I heard of the person who played a major factor of NASCAR getting ARCA.

Jim France played a big role in this and he was responsible for buying the American Le mans Series. The American Lemans series is a sports car road racing series. Jim France is the Vice President of NASCAR, but sports car racing is the first thing I think of him.

Jim France is the youngest son of NASCAR founder "big Bill" France and is the uncle to Brian France. He is a behind the scenes type of a person.

Jim France Founded the Grand-Am road racing and he bought the America Le Mans series. He merged the two series.
 

wdwfan4ver

Well-Known Member
There is a good amount of news. Xfinity series Telladega winner Spencer Gallagher failed NASCAR's substance abuse policy and is suspended indefinitely. He is being enrolled in NASCAR's Road to Recovery program. Johnny Sauter is going to replace him for Dover. NASCAR is not giving Gallagher a playoff waiver if he gets reinstated this season.
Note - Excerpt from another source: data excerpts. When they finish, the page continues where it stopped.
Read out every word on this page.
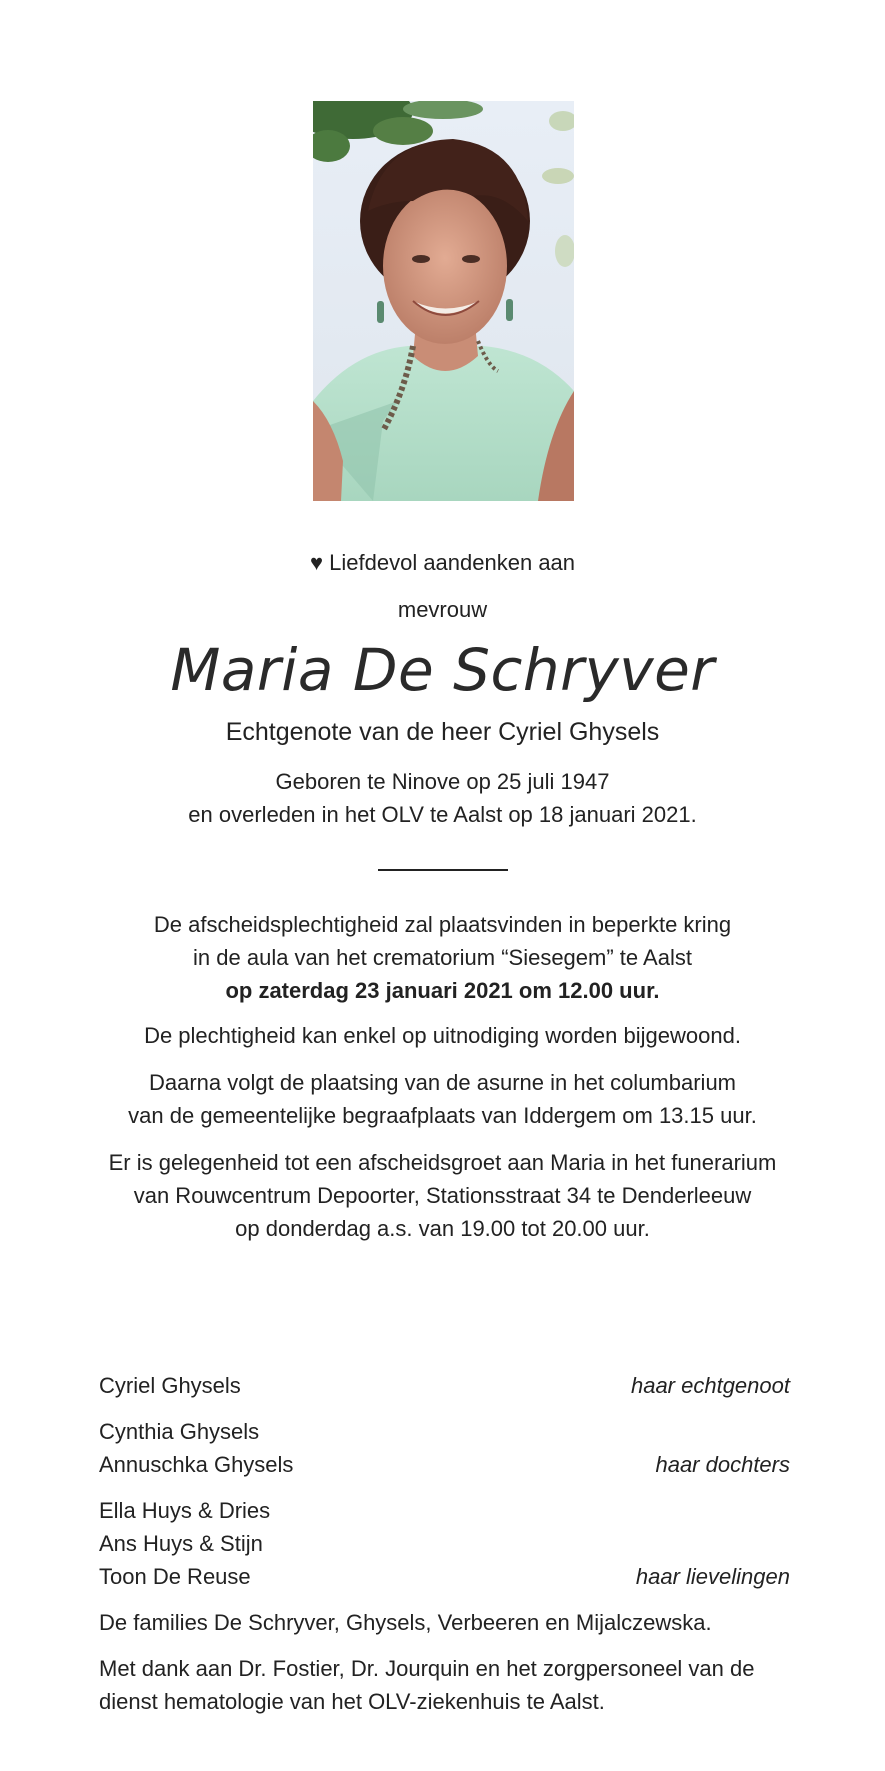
♥ Liefdevol aandenken aan
mevrouw
Maria De Schryver
Echtgenote van de heer Cyriel Ghysels
Geboren te Ninove op 25 juli 1947
en overleden in het OLV te Aalst op 18 januari 2021.
De afscheidsplechtigheid zal plaatsvinden in beperkte kring
in de aula van het crematorium “Siesegem” te Aalst
op zaterdag 23 januari 2021 om 12.00 uur.
De plechtigheid kan enkel op uitnodiging worden bijgewoond.
Daarna volgt de plaatsing van de asurne in het columbarium
van de gemeentelijke begraafplaats van Iddergem om 13.15 uur.
Er is gelegenheid tot een afscheidsgroet aan Maria in het funerarium
van Rouwcentrum Depoorter, Stationsstraat 34 te Denderleeuw
op donderdag a.s. van 19.00 tot 20.00 uur.
Cyriel Ghysels	haar echtgenoot
Cynthia Ghysels
Annuschka Ghysels	haar dochters
Ella Huys & Dries
Ans Huys & Stijn
Toon De Reuse	haar lievelingen
De families De Schryver, Ghysels, Verbeeren en Mijalczewska.
Met dank aan Dr. Fostier, Dr. Jourquin en het zorgpersoneel van de
dienst hematologie van het OLV-ziekenhuis te Aalst.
The other news is Richard Petty Motorsports is going to be sponsored by World Wide Technology for 6 races this year starting with Kansas on May 12th. Additional races with the Sponsorship are Sonoma Raceway, June 24; Indianapolis Motor Speedway, September 9; Las Vegas Motor Speedway, September 16; Charlotte Motor Speedway, September 30 and Dover International Speedway on October 7.